The solar asset class provides rich ground for investors seeking compelling risk-adjusted returns. With respect to real estate and other infrastructure, solar project investments compare favorably from both a risk and returns perspective.
Significant customer demand and falling costs continue to drive the expansion of the solar asset class. In 2018, there were around 109,000 megawatts of solar installed worldwide, with 14,000 megawatts of that capacity installed in the United States. Looking ahead, we still see a tremendous pipeline and significant investor demand. Globally, solar will become one of the dominant sources of new electricity generation, and solar and wind are expected to provide 50 percent of all electricity in the world by 2050: a roughly $10 trillion market.
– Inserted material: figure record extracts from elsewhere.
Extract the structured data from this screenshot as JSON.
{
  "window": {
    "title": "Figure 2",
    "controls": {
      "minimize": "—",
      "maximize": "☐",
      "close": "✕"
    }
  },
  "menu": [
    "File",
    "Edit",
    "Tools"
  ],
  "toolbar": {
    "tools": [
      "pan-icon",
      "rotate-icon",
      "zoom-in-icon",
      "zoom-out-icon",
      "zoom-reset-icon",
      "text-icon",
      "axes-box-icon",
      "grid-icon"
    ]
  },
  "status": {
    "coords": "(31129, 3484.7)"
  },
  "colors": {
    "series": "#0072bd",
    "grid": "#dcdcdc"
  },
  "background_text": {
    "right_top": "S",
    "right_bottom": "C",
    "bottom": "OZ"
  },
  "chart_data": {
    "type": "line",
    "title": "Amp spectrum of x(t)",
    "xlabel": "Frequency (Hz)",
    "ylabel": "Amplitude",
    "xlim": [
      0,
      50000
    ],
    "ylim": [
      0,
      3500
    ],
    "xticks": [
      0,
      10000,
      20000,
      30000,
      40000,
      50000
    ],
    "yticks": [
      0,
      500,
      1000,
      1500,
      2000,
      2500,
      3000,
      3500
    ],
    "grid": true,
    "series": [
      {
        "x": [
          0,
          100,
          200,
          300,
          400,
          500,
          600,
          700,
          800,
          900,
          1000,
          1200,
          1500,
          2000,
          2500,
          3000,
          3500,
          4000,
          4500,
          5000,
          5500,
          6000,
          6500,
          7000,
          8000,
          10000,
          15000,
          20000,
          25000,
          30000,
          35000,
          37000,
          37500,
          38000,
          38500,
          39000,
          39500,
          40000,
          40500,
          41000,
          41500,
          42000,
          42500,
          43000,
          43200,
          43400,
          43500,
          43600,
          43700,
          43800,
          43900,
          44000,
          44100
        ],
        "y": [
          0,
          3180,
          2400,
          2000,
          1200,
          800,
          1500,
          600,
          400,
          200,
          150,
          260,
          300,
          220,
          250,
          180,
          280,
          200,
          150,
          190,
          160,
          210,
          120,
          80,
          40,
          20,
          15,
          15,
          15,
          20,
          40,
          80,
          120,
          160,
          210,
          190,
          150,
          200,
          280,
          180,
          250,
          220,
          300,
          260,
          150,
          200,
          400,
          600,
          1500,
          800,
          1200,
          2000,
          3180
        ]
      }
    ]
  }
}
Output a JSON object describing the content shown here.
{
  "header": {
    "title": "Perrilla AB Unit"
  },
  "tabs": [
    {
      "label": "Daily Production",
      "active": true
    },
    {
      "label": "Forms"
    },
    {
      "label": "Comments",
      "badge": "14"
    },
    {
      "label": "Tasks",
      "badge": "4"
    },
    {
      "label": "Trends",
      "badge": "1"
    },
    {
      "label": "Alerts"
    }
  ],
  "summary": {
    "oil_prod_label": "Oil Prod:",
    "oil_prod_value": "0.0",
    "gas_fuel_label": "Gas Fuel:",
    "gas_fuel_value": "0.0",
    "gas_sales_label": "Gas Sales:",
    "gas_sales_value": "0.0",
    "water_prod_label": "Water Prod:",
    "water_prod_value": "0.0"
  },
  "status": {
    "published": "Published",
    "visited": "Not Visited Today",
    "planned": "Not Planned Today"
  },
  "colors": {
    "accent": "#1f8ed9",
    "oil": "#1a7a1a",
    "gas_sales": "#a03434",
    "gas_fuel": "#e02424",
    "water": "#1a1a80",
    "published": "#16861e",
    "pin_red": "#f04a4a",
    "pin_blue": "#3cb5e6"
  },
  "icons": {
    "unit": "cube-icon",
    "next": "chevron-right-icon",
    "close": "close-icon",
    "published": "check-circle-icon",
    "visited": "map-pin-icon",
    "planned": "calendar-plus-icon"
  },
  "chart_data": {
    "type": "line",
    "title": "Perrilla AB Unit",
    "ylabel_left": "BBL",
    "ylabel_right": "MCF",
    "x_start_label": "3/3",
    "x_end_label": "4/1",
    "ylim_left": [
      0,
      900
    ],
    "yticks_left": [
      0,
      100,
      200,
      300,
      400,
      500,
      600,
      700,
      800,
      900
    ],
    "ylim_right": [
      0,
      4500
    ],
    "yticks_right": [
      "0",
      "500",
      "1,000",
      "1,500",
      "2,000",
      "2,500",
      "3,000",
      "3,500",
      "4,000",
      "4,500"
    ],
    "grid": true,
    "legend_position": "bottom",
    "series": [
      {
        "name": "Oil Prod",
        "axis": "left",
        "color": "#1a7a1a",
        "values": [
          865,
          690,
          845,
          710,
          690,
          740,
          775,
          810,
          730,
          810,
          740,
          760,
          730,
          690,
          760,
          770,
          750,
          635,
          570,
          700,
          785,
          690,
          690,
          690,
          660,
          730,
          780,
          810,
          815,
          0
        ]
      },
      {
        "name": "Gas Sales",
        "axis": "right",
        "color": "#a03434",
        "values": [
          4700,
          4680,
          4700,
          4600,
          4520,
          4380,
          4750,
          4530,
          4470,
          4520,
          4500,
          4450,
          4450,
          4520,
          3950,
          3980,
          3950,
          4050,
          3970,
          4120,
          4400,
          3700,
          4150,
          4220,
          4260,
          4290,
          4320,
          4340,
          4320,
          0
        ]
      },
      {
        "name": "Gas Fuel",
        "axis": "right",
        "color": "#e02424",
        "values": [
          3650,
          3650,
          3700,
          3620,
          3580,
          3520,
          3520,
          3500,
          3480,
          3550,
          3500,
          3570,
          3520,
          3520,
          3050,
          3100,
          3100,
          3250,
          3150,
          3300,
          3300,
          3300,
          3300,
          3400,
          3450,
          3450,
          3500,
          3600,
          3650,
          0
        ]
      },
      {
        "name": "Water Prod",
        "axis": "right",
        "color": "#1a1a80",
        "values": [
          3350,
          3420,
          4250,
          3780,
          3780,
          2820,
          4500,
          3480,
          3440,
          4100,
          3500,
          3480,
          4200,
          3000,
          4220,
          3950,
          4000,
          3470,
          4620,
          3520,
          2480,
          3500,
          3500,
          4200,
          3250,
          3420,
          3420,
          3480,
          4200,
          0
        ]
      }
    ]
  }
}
Solar assets within the United States are especially attractive for investors because they are dollar-denominated, real assets, non-correlated to the stock market, and are also relatively inflation-insulated. Europe and Asia also have specific requirements for banks to invest in renewable energy, as it reduces their capital set-aside requirements. Many sovereign wealth funds and multilateral banks have a mandate to invest in renewables. As such, there continues to be a number of new investors in the market from Japan, Europe, the Middle East and China.
Amidst a shifting landscape in 2020, the solar industry remains a growing multibillion-dollar market for investors, customers, and entrepreneurs. But it is also a complex one. New investors and developers must be strategic with how they approach the market.